Material: Stainless steel | Length: 9 inches | Dishwasher Safe: No

Related: The Best Citrus Juicers

Final Verdict

If you want a muddler designed by experts, pick up the ever-popular Cocktail Kingdom Bad Ass Muddler (view at Cocktail Kingdom). If you're in the market for a comfortable, tall muddler that will last you for years, the OXO Steel Muddler (view at Amazon) is a great bet.

What to Look for When Buying a Muddler

Materials

Muddlers come in a variety of materials and sizes. When it comes to size, think about your tallest glass—you'll want a muddler that can reach the bottom of all your glassware. Which material to choose is the bigger decision though, so that you only buy the muddler you need.

Stainless Steel: Metal muddlers can handle almost anything you want in your cocktail, including crushing ice down when necessary. Since metal's non-absorbent, you don't have to worry about smells or staining, and it's extremely durable, so you won't need to buy a new one a year from now. You will have to make sure to get a design that isn't slippery or affected by temperature. Metal will also usually mean a higher price tag.

Wood: Wood muddlers have the heft needed to muddle larger herbs and slices of citrus. And the wood gives it a certain gravitas. But wood can absorb smells and stain, and if a wood muddler is showing its age, splinters can fall off into your glass. Since the lacquer may erode and wood can split from being soaked, you also will need to handwash them each and every time.

Plastic: If your muddler is made from plastic, you won't need to worry about it absorbing smells or flavors from one dinner party to the next, and depending on the model, it can have enough weight to do the job right. It'll also be safe in the dishwasher. Plastic, though, might not look stylish next to a metal barware set, and it's not the best choice for the environment.

Maintenance

For optimal cleaning of stainless steel, clean in warm soapy water, then polish using a microfiber polishing cloth for longevity. Plastic muddlers might be able to go in the dishwasher, but we recommend putting them on the top rack to be safe.
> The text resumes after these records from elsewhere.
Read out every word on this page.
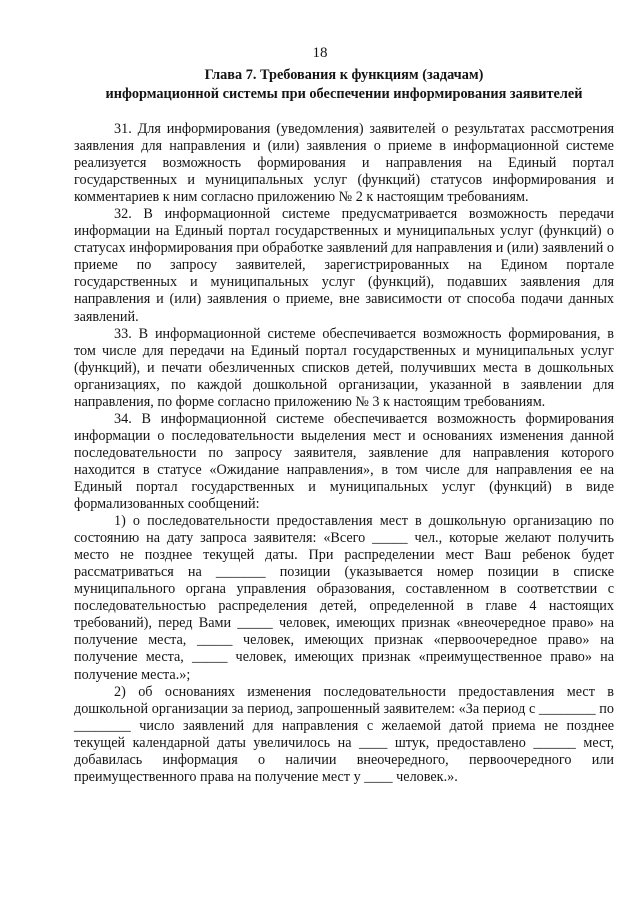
18
Глава 7. Требования к функциям (задачам)
информационной системы при обеспечении информирования заявителей

31. Для информирования (уведомления) заявителей о результатах рассмотрения заявления для направления и (или) заявления о приеме в информационной системе реализуется возможность формирования и направления на Единый портал государственных и муниципальных услуг (функций) статусов информирования и комментариев к ним согласно приложению № 2 к настоящим требованиям.

32. В информационной системе предусматривается возможность передачи информации на Единый портал государственных и муниципальных услуг (функций) о статусах информирования при обработке заявлений для направления и (или) заявлений о приеме по запросу заявителей, зарегистрированных на Едином портале государственных и муниципальных услуг (функций), подавших заявления для направления и (или) заявления о приеме, вне зависимости от способа подачи данных заявлений.

33. В информационной системе обеспечивается возможность формирования, в том числе для передачи на Единый портал государственных и муниципальных услуг (функций), и печати обезличенных списков детей, получивших места в дошкольных организациях, по каждой дошкольной организации, указанной в заявлении для направления, по форме согласно приложению № 3 к настоящим требованиям.

34. В информационной системе обеспечивается возможность формирования информации о последовательности выделения мест и основаниях изменения данной последовательности по запросу заявителя, заявление для направления которого находится в статусе «Ожидание направления», в том числе для направления ее на Единый портал государственных и муниципальных услуг (функций) в виде формализованных сообщений:

1) о последовательности предоставления мест в дошкольную организацию по состоянию на дату запроса заявителя: «Всего _____ чел., которые желают получить место не позднее текущей даты. При распределении мест Ваш ребенок будет рассматриваться на _______ позиции (указывается номер позиции в списке муниципального органа управления образования, составленном в соответствии с последовательностью распределения детей, определенной в главе 4 настоящих требований), перед Вами _____ человек, имеющих признак «внеочередное право» на получение места, _____ человек, имеющих признак «первоочередное право» на получение места, _____ человек, имеющих признак «преимущественное право» на получение места.»;

2) об основаниях изменения последовательности предоставления мест в дошкольной организации за период, запрошенный заявителем: «За период с ________ по ________ число заявлений для направления с желаемой датой приема не позднее текущей календарной даты увеличилось на ____ штук, предоставлено ______ мест, добавилась информация о наличии внеочередного, первоочередного или преимущественного права на получение мест у ____ человек.».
Any wooden bar tools should never be placed in the dishwasher, so prepare to wash them by hand using warm water and mild dish soap. Hand or air dry as well to increase longevity. If necessary, muddlers can be lightly oiled using mineral or olive oil. 

FAQs

What drinks are a muddler needed for?

As mentioned above, one of the most popular drinks that needs a muddler for proper preparation is the mojito, which utilizes muddled mint for a refreshing sip. Mint juleps, the cocktail of the Kentucky Derby, are another popular pick where you'll muddle mint. Old Fashioneds use muddlers for the bitters and sugar cube, while Sazeracs need them for the lime component. Caipirinha, the national cocktail of Brazil, also requires its lime and sugar to be muddled. 

How do you use a muddler?

At home, cocktail enthusiasts should grip the muddler tightly using their whole hand. Then gently press and twist a few times before moving onto the next bunch of leaves or fruit, thus avoiding bruising these items. The thinner end of the muddler can also be used as a stir stick, but the wider end gets the most use. 

Why Trust Simply Recipes?

Katy Spratte Joyce has been a prolific home cook, wine enthusiast, and un-fussy foodie for over a decade, and now she’s writing about it. She has somehow accumulated four muddlers, a fate she wishes on no one.